May 29, 2012 by Editor

Experian Automotive today announced that average credit scores for consumers buying a vehicle have dropped to near prerecession levels.

According to its quarterly automotive credit analysis, the average credit score for financing a new vehicle dropped six points to 760 and dropped four points to 659 for used vehicles. Comparatively, credit scores in Q1 of 2008 were at an average of 753 for new vehicles and 653 for used.

Lenders also continued to set favorable terms for consumers during Q1 2012. Interest rates were lower year-over-year and loan terms were longer, giving consumers access to potentially lower monthly payments.

For example, the average interest rates dropped to 4.56 percent on new vehicle loans and to 9.02 percent for used. The average loan terms also increased, extending by one month for new and used vehicles to a total of 64 and 59 months, respectively.

“During the first quarter of 2012, car shoppers definitely found more favorable conditions for their vehicle loans,” said Melinda Zabritski, director of automotive credit for Experian. “A reduction in average credit scores, lower interest rates and a lengthening of loan terms are all very good signs for the market and offer great opportunities for consumers looking to make a deal on a new or used vehicle.”

The analysis also showed an increase in the average amount financed. The average amount financed on new vehicles rose by $589 in Q1 2012, reaching a total of $25,995. For used vehicles, the average amount financed increased by $411, bringing the average total to $17,050.

“Our report shows automotive lending is as healthy as it’s been since the market bottomed out in 2008,” continued Zabritski. “With consumers doing a good job of paying back loans on time and the percentage of dollars at risk reaching its lowest point in six years, lenders are able to extend terms and provide lower rates.

This thawing of the credit pipeline has been good for everyone, from consumers to lenders to automotive retailers.”

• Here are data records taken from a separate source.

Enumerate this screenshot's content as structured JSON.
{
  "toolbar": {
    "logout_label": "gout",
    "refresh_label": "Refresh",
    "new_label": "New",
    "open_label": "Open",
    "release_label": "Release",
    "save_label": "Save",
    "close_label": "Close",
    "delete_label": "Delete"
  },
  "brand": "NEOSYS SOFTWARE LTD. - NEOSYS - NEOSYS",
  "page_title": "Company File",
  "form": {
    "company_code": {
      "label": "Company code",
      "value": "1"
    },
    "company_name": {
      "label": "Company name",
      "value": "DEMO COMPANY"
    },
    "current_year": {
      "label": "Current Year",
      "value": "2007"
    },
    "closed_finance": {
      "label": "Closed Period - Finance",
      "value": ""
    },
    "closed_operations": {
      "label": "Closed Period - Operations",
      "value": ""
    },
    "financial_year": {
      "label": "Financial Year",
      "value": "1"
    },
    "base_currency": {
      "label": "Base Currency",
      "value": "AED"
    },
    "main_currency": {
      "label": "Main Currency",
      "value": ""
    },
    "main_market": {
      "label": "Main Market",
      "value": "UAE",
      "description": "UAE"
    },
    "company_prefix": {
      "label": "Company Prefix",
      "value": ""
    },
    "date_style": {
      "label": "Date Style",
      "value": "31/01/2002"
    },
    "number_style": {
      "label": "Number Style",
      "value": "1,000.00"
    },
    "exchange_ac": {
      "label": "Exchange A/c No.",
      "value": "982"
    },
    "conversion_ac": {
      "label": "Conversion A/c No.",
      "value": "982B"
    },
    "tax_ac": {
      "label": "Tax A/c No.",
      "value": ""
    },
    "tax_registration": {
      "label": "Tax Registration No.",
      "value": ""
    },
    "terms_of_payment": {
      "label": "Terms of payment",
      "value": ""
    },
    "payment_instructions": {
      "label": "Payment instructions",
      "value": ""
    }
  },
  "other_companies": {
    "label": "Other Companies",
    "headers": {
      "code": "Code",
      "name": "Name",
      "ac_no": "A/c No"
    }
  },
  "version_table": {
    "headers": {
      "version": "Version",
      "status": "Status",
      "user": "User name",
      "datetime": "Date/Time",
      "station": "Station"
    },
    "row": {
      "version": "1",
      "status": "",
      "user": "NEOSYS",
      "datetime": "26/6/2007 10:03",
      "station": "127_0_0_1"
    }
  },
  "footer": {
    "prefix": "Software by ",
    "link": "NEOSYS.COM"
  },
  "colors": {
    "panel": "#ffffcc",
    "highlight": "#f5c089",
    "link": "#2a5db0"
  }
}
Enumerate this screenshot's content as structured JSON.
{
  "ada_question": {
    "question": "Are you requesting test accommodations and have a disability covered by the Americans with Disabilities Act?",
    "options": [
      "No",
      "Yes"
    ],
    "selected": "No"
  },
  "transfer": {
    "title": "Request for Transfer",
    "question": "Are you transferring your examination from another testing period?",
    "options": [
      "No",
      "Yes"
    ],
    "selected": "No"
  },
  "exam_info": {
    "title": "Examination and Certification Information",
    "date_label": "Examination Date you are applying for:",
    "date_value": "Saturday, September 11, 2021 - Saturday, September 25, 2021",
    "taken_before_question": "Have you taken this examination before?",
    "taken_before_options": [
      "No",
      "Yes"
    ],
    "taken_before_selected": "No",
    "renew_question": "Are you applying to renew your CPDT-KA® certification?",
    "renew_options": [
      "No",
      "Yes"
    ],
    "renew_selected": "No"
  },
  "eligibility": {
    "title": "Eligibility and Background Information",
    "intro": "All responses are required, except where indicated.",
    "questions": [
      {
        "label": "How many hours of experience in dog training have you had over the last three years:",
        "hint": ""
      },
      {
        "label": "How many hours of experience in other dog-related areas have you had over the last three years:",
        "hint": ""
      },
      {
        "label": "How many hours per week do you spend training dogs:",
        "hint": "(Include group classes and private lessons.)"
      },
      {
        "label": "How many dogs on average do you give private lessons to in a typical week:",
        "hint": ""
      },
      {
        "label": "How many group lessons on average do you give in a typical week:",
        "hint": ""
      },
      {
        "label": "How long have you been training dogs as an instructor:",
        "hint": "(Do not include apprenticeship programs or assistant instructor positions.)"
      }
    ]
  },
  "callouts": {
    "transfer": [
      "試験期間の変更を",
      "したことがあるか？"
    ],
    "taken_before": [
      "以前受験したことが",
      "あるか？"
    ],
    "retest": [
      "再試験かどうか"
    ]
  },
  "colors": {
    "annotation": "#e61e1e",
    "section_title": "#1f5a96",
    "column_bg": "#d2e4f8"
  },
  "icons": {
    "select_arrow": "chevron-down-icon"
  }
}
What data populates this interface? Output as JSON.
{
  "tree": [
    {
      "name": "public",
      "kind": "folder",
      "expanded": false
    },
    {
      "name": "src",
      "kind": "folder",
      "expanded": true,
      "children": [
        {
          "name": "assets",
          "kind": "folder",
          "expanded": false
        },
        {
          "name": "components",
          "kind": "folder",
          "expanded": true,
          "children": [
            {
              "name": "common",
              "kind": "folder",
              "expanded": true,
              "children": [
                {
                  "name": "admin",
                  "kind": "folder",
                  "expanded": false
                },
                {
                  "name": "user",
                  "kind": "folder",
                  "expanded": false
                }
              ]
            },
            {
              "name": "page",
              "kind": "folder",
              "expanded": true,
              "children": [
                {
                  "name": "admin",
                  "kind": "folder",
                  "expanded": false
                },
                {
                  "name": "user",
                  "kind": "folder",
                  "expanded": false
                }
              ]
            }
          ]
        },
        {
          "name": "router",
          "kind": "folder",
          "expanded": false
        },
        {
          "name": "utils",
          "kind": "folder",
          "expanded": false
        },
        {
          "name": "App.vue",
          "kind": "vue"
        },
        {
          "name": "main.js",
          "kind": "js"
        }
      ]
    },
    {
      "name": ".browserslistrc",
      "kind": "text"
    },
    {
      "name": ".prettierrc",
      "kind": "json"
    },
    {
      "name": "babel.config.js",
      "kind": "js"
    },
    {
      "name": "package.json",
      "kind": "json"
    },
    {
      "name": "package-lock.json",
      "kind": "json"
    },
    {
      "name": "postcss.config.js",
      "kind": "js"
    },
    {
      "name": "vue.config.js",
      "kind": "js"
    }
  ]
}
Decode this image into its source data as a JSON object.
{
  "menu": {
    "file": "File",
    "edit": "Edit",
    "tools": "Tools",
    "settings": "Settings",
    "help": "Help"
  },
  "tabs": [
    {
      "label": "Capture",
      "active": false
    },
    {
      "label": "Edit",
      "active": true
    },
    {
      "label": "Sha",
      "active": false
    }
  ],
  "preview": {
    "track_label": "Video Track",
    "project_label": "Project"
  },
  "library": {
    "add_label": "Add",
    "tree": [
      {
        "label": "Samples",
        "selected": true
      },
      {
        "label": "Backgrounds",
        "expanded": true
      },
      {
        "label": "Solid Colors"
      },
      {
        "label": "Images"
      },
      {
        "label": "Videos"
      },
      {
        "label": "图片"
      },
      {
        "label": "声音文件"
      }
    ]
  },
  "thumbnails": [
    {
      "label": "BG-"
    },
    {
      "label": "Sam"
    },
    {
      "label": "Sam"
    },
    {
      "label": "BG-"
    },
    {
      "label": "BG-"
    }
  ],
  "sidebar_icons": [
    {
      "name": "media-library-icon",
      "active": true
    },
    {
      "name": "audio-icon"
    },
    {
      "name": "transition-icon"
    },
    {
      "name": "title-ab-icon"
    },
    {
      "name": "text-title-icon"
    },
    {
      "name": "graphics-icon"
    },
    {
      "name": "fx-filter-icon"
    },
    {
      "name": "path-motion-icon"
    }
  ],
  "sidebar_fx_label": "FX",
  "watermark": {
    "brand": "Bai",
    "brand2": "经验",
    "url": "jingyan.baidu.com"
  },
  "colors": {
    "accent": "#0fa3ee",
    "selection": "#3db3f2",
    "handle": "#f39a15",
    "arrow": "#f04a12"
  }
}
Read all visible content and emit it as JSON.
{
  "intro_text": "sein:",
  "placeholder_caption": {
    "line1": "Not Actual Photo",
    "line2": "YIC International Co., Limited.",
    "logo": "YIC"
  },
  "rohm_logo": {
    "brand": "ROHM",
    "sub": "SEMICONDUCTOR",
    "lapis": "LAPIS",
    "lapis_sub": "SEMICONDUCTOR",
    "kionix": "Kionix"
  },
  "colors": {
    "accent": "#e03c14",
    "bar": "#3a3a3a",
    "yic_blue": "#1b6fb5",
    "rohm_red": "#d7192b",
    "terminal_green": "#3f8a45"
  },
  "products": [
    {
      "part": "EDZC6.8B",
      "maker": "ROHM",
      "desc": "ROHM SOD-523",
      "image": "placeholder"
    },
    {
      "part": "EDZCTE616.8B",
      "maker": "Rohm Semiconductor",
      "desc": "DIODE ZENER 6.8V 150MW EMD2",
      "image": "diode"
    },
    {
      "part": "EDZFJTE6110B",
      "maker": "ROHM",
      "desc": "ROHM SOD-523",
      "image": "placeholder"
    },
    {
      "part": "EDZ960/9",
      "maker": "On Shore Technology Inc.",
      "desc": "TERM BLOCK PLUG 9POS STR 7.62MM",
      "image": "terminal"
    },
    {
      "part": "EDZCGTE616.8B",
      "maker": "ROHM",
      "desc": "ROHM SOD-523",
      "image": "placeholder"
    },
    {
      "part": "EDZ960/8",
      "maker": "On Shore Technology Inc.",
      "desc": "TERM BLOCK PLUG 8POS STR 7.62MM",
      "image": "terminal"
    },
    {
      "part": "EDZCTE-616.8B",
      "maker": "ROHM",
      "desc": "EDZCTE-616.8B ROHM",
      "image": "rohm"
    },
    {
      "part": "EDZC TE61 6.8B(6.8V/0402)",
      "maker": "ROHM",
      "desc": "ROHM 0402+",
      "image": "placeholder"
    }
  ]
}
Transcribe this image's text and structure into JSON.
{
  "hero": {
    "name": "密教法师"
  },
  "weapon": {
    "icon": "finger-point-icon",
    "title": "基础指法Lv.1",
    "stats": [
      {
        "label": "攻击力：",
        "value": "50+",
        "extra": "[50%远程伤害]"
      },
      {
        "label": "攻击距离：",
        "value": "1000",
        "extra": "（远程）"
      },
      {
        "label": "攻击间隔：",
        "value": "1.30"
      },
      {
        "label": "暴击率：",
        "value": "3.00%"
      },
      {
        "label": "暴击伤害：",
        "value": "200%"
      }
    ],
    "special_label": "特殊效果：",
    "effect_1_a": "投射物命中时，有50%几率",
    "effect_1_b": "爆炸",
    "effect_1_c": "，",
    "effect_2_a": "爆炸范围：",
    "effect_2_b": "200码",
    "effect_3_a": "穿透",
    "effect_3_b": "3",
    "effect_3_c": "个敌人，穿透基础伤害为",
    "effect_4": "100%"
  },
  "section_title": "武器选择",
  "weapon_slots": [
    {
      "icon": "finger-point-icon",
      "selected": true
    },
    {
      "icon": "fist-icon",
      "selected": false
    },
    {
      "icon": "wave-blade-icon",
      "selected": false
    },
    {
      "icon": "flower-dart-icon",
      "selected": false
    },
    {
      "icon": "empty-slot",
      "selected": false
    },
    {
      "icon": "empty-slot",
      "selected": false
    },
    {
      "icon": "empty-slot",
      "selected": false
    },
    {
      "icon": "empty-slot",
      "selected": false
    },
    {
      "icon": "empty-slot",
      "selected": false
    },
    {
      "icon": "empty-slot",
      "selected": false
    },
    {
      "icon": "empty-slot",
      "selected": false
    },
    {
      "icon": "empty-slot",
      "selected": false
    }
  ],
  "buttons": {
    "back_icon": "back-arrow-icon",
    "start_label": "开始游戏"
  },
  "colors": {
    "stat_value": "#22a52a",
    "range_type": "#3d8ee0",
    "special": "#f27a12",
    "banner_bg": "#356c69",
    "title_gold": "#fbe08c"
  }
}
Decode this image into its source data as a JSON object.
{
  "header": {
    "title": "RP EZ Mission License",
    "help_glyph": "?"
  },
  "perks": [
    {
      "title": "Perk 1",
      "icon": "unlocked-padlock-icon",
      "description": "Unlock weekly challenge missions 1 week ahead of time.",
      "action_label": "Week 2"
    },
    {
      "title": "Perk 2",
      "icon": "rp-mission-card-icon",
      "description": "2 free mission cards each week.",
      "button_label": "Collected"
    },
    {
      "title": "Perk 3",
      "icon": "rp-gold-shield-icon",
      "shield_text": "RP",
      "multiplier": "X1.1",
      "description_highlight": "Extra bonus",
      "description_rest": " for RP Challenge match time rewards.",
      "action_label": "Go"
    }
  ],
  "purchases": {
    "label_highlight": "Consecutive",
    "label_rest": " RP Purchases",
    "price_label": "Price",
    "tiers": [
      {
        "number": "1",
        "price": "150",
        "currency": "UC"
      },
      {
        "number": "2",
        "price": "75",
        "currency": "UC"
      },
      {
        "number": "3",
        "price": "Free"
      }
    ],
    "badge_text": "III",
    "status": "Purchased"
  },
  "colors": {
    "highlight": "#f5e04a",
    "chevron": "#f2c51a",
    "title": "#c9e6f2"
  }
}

Some additional highlights from Q1 2012:

  • Vehicle loans to nonprime, subprime and deep-subprime customers increased by 11.4 percent
  • Auto repossession rates are down by 37.1 percent.
  • Thirty-day delinquencies dropped by 7.6 percent; 60-day delinquencies dropped by 12.1 percent.
  • Banks and credit unions gained market share. Banks grew by 7.5 percent to 40.21 percent market share, while credit unions grew by 10.5 percent to 16.89 percent market share.

Complete findings from the State of the Automotive Finance Market Q1 2012 credit trends analysis will be presented today in a Webinar at 11 a.m. Pacific/1 p.m. Central/2 p.m. Eastern.  Please join us.

Experian Automotive’s quarterly credit trend analysis features market reporting data and analysis from its AutoCount® Risk Report, which analyzes automotive lending markets based on a uniform measurement of credit quality that segments markets by geography, credit score and vehicle registrations, among other factors.

It also incorporates data from the Experian–Oliver Wyman Market Intelligence Reports, which provide topical, quarterly analysis; peer benchmarking options; and commentary on key issues facing the financial services industry.